TOKYO -- Japanese Prime Minister Shinzo Abe's government struggled Tuesday to contain the fallout from document doctoring linked to a controversial land deal, trying to spare a beleaguered finance minister from resignation while shifting blame to career bureaucrats.
Opposition lawmakers stepped up their attacks, demanding that Nobuhisa Sagawa, a former tax chief who quit over the alterations, submit to parliamentary questioning. While even some ruling party members increasingly saw Sagawa's Diet appearance as inevitable, the standoff is expected to intensify over the fate of Finance Minister Taro Aso.
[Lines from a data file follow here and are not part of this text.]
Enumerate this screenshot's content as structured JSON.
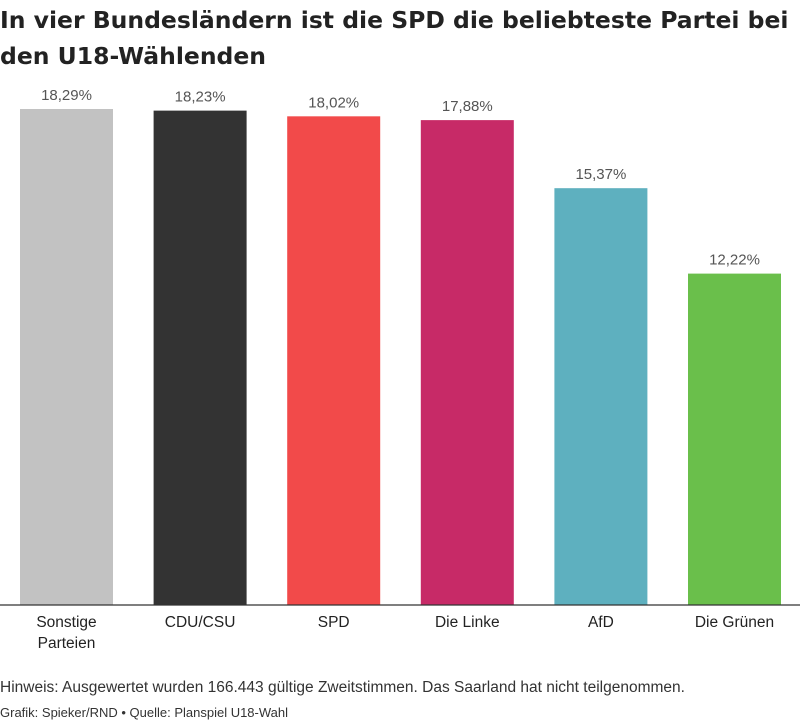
{
  "title": "In vier Bundesländern ist die SPD die beliebteste Partei bei den U18-Wählenden",
  "note": "Hinweis: Ausgewertet wurden 166.443 gültige Zweitstimmen. Das Saarland hat nicht teilgenommen.",
  "credit": "Grafik: Spieker/RND • Quelle: Planspiel U18-Wahl",
  "chart_data": {
    "type": "bar",
    "title": "In vier Bundesländern ist die SPD die beliebteste Partei bei den U18-Wählenden",
    "xlabel": "",
    "ylabel": "",
    "ylim": [
      0,
      18.29
    ],
    "grid": false,
    "categories": [
      [
        "Sonstige",
        "Parteien"
      ],
      [
        "CDU/CSU"
      ],
      [
        "SPD"
      ],
      [
        "Die Linke"
      ],
      [
        "AfD"
      ],
      [
        "Die Grünen"
      ]
    ],
    "values": [
      18.29,
      18.23,
      18.02,
      17.88,
      15.37,
      12.22
    ],
    "value_labels": [
      "18,29%",
      "18,23%",
      "18,02%",
      "17,88%",
      "15,37%",
      "12,22%"
    ],
    "colors": [
      "#c2c2c2",
      "#333333",
      "#f24a4a",
      "#c72a67",
      "#5eb0bf",
      "#6abf4b"
    ]
  }
}
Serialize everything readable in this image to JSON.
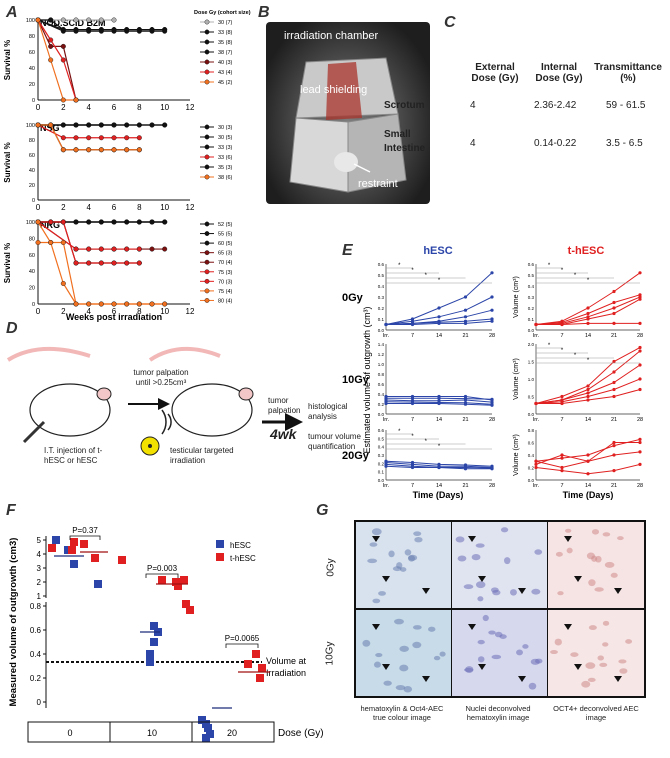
{
  "panels": {
    "A": "A",
    "B": "B",
    "C": "C",
    "D": "D",
    "E": "E",
    "F": "F",
    "G": "G"
  },
  "panelA": {
    "ylabel": "Survival %",
    "xlabel": "Weeks post irradiation",
    "xticks": [
      "0",
      "2",
      "4",
      "6",
      "8",
      "10",
      "12"
    ],
    "yticks": [
      "0",
      "20",
      "40",
      "60",
      "80",
      "100"
    ],
    "legend_title": "Dose Gy (cohort size)",
    "subplots": [
      {
        "name": "NOD.SCID B2M",
        "legend": [
          "30 (7)",
          "33 (8)",
          "35 (8)",
          "38 (7)",
          "40 (3)",
          "43 (4)",
          "45 (2)"
        ]
      },
      {
        "name": "NSG",
        "legend": [
          "30 (3)",
          "30 (5)",
          "33 (3)",
          "33 (6)",
          "35 (3)",
          "38 (6)"
        ]
      },
      {
        "name": "NRG",
        "legend": [
          "52 (5)",
          "55 (5)",
          "60 (5)",
          "65 (3)",
          "70 (4)",
          "75 (3)",
          "70 (3)",
          "75 (4)",
          "80 (4)"
        ]
      }
    ]
  },
  "panelB": {
    "label_chamber": "irradiation chamber",
    "label_shield": "lead shielding",
    "label_restraint": "restraint"
  },
  "panelC": {
    "headers": [
      "External Dose (Gy)",
      "Internal Dose (Gy)",
      "Transmittance (%)"
    ],
    "rows": [
      {
        "site": "Scrotum",
        "external": "4",
        "internal": "2.36-2.42",
        "trans": "59 - 61.5"
      },
      {
        "site": "Small Intestine",
        "external": "4",
        "internal": "0.14-0.22",
        "trans": "3.5 - 6.5"
      }
    ]
  },
  "panelD": {
    "injection": "I.T. injection of t-hESC or hESC",
    "palpation1": "tumor palpation until >0.25cm³",
    "irradiation": "testicular targeted irradiation",
    "palpation2": "tumor palpation",
    "weeks": "4wk",
    "analysis1": "histological analysis",
    "analysis2": "tumour volume quantification"
  },
  "panelE": {
    "col1": "hESC",
    "col2": "t-hESC",
    "rows": [
      "0Gy",
      "10Gy",
      "20Gy"
    ],
    "ylabel_left": "Estimated volume of outgrowth (cm³)",
    "ylabel_right": "Volume (cm³)",
    "xlabel": "Time (Days)",
    "xticks": [
      "Irr.",
      "7",
      "14",
      "21",
      "28"
    ],
    "star": "*"
  },
  "panelF": {
    "ylabel": "Measured volume of outgrowth (cm3)",
    "legend": [
      "hESC",
      "t-hESC"
    ],
    "pvalues": [
      "P=0.37",
      "P=0.003",
      "P=0.0065"
    ],
    "yticks_top": [
      "5",
      "4",
      "3",
      "2",
      "1"
    ],
    "yticks_bottom": [
      "0.8",
      "0.6",
      "0.4",
      "0.2",
      "0"
    ],
    "irr_label1": "Volume at",
    "irr_label2": "Irradiation",
    "doses": [
      "0",
      "10",
      "20"
    ],
    "dose_label": "Dose (Gy)"
  },
  "panelG": {
    "rows": [
      "0Gy",
      "10Gy"
    ],
    "captions": [
      "hematoxylin & Oct4-AEC true colour image",
      "Nuclei deconvolved  hematoxylin image",
      "OCT4+ deconvolved AEC image"
    ]
  },
  "colors": {
    "blue": "#2b45a8",
    "red": "#e02020",
    "darkred": "#7a1010",
    "orange": "#f07020",
    "gray": "#b0b0b0",
    "black": "#111111"
  }
}
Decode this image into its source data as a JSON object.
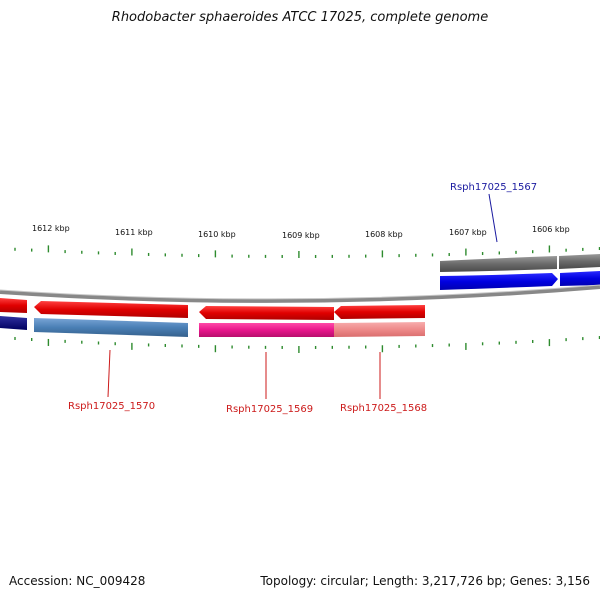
{
  "title": "Rhodobacter sphaeroides ATCC 17025, complete genome",
  "footer": {
    "accession": "Accession: NC_009428",
    "summary": "Topology: circular; Length: 3,217,726 bp; Genes: 3,156"
  },
  "scale": {
    "labels": [
      "1612 kbp",
      "1611 kbp",
      "1610 kbp",
      "1609 kbp",
      "1608 kbp",
      "1607 kbp",
      "1606 kbp"
    ],
    "tick_color": "#2e8b2e"
  },
  "genes": [
    {
      "id": "Rsph17025_1567",
      "color": "#1a1aa0"
    },
    {
      "id": "Rsph17025_1570",
      "color": "#cc1a1a"
    },
    {
      "id": "Rsph17025_1569",
      "color": "#cc1a1a"
    },
    {
      "id": "Rsph17025_1568",
      "color": "#cc1a1a"
    }
  ],
  "colors": {
    "cds_forward": "#0000ee",
    "cds_reverse": "#ee1111",
    "gene_gray": "#666666",
    "steel_blue": "#4a7fb5",
    "magenta": "#e8168c",
    "pink": "#ee8a8a",
    "backbone": "#888888"
  }
}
The government's stance is that the rewriting was done internally by Finance Ministry bureaucrats and that top government officials like Abe and Aso thus should not be held accountable. Abe and his deputies hope this narrative will help bring the controversy to a quick close.
"It is my job as minister to get to the truth of the matter and prevent this from happening again," Aso told a news conference Tuesday, again dismissing speculation that he will step down.
The ministry has admitted changing 14 documents relating to the sale of public land to Moritomo Gakuen, a nationalist private-school operator with ties to Abe and his wife Akie for far below market value. Discrepancies between the original versions and those released to lawmakers last year came to light in a news report earlier this month.
Aso has explained that the documents were altered to bring them into line with Sagawa's testimony to lawmakers on the land sale to Moritomo Gakuen. Sagawa headed the Finance Ministry's Financial Bureau when the changes were made.
Chief Cabinet Secretary Yoshihide Suga also said Aso need not step down. The government will carry out a "thorough investigation" into "why this happened and how we need to improve," said Suga, who deemed answering these questions "extremely important."
If calls for Aso's exit gain momentum, "there will be nothing to stop growing calls for political responsibility," an official in Abe's Liberal Democratic Party said, implying that Abe, too, could come under pressure. The government is intent on using the LDP's numerical advantage in the Diet to bury the scandal amid debate on the budget. No major national election is slated for 2018, meaning that public opinion will have plenty of time to recover.
But if the public views Sagawa's resignation as a mere ploy to bring the scandal to a swift end and the cabinet's approval rating takes a dive, Aso will have little choice but to leave.
Some in the LDP have floated the possibility of the opposition promising to help pass key legislation related to the fiscal 2018 budget in exchange for Aso's resignation. While the budget itself will be automatically approved 30 days after being sent to the upper house for debate, and thus stands to pass before the fiscal year is out, related legislation has no such safeguard.
The opposition has made "legislative debate extremely difficult," a senior LDP official said. And while the government has already taken into account the Moritomo Gakuen scandal will likely bring down approval ratings, it would still like to dispel the cloud hanging over its legislative agenda. A Diet deadlock could affect not only budgetary matters, but also actual governing. Two deputy governors' seats at the Bank of Japan could sit empty after their current occupants depart next Monday, and whether Aso will make it to a meeting of Group of 20 finance ministers and central bankers in Argentina that day is unclear.
Yet Aso's departure would deal a major blow to the Abe government. The finance minister has also served as deputy prime minister since Abe returned to power in 2012 and heads ongoing economic dialogue with the U.S. The government has maintained that he would be a tough act to follow, given that he is a valuable partner to the prime minister in both internal and foreign affairs.
For now, the most pressing question is whether key figures in the document scandal will be compelled to testify before lawmakers. The ruling party has so far ignored opposition demands for calling in Sagawa and Akie Abe. But Wataru Takeshita, chairperson of the LDP's General Council, told a news conference Tuesday that Sagawa should be called "if it becomes clear he was ultimately responsible" for the alterations. Natsuo Yamaguchi, head of the LDP's junior coalition partner, Komeito, said it is "conceivable that we could call in [Sagawa] if necessary."
Some in the ruling party have gone even farther. "Do we want politicians who simply force responsibility onto mere bureaucrats?" asked Seiichiro Murakami, a former state minister for regulatory reform, on Tuesday. "The prime minister needs to do some serious soul-searching."
"It will soon be time for Prime Minister Abe to make a reasoned decision based on a broad view" of the circumstances surrounding him, Murakami said. He referenced former Prime Minister Noboru Takeshita, who resigned over a Recruit bribery scandal in the 1980s.